There have been major changes since the mid-twentieth century in the way in which the history of republican China (1911–1949) is conceptualized by scholars in the West and elsewhere. Up to the 1970s, scholarship was dominated by a somewhat teleological revolutionary paradigm, in which developments in republican China were seen predominantly in terms of their relationship to the 1949 revolution and thus, of their contribution to the total transformation of Chinese society. This teleological approach has more recently been challenged in at least two respects. First, scholars have affirmed that ideas and actions in Nationalist China are worthy of study in their own right, rather than merely in terms of the contribution they did or did not make to China’s Communist revolution.
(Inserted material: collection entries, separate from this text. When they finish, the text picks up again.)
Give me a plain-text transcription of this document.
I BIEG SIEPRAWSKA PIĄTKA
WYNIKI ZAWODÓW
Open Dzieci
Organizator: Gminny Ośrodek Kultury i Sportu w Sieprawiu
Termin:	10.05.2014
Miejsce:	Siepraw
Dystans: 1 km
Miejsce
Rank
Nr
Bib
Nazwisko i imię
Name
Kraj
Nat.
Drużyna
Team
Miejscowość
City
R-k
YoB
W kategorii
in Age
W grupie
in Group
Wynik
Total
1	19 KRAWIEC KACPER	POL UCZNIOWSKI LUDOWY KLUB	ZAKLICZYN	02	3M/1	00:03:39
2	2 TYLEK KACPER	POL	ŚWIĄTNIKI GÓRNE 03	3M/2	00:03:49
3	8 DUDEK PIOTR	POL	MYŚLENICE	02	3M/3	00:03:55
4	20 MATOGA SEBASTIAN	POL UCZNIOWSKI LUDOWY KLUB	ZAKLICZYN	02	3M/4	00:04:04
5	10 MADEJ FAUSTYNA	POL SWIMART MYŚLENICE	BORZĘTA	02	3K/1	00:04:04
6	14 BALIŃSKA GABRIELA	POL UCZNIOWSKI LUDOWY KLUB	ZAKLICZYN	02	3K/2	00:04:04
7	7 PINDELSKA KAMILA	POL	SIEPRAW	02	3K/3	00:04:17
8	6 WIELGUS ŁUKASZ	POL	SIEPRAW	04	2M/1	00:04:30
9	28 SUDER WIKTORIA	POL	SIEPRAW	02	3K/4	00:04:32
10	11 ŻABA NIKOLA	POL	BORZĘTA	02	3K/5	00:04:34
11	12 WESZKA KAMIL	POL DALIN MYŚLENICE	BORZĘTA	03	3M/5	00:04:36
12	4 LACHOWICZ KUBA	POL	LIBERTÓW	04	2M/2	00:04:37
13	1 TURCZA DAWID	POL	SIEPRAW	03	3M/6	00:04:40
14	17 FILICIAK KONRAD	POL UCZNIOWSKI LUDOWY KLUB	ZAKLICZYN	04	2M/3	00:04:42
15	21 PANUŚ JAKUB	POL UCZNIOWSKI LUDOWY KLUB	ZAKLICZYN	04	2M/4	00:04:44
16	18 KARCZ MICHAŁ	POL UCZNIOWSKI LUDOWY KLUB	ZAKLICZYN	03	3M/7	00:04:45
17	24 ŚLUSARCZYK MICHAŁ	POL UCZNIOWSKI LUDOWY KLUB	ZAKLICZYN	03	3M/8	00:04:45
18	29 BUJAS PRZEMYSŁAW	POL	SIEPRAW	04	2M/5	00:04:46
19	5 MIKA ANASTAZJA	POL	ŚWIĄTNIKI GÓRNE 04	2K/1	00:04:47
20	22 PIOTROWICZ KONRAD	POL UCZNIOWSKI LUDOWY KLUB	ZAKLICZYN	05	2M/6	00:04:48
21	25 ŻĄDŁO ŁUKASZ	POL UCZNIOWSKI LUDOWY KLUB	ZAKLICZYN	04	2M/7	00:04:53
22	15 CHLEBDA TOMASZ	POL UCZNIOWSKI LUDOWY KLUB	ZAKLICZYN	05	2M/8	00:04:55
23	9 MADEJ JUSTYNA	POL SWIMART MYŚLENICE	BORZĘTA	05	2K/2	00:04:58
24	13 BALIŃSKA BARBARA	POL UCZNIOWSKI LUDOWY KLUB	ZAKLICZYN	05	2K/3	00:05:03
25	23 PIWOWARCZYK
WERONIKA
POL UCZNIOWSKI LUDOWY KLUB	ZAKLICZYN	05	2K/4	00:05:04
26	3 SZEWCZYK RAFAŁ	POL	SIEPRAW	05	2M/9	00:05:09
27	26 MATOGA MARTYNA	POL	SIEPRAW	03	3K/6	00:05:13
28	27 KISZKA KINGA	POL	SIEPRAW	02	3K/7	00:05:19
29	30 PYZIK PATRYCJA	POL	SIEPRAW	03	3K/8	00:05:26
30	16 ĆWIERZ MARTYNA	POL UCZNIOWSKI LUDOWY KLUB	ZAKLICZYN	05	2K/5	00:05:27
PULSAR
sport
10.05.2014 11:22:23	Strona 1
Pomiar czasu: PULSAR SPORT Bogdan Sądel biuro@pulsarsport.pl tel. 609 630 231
This was partly, though not exclusively, a reflection of the economic and, later, political success of Taiwan and the ethnically Chinese city-states outside the People’s Republic of China, which suggested that the Chinese past could generate paths other than those outlined by Mao Zedong. Second, the degree to which 1949 actually represented a radical break or complete transformation of Chinese society has come increasingly under question. Developments after 1949 have come more and more to be seen as the continuation of a process of state building that was under way, certainly, during the Nationalist regime of 1927–1949 and, to some extent, even before that, back to the warlords or even the late Qing. A further change, and one that reflects the emergence of postmodern views of history way beyond Chinese studies, is to downgrade metanarratives of all types (not just the revolutionary teleology) and to focus more on the local and the contingent. Local studies have therefore been a major trend in republican history since the 1990s. The field covered by this article is vast, and in order to reduce it to manageable size, the author has decided to concentrate mainly (though not exclusively) on topics linked to politics (though in the Chinese case many social, cultural, and economic developments had a strong political element, and they are touched on) and on works that focus centrally on the 1911–1949 period rather than, for example, the whole twentieth century.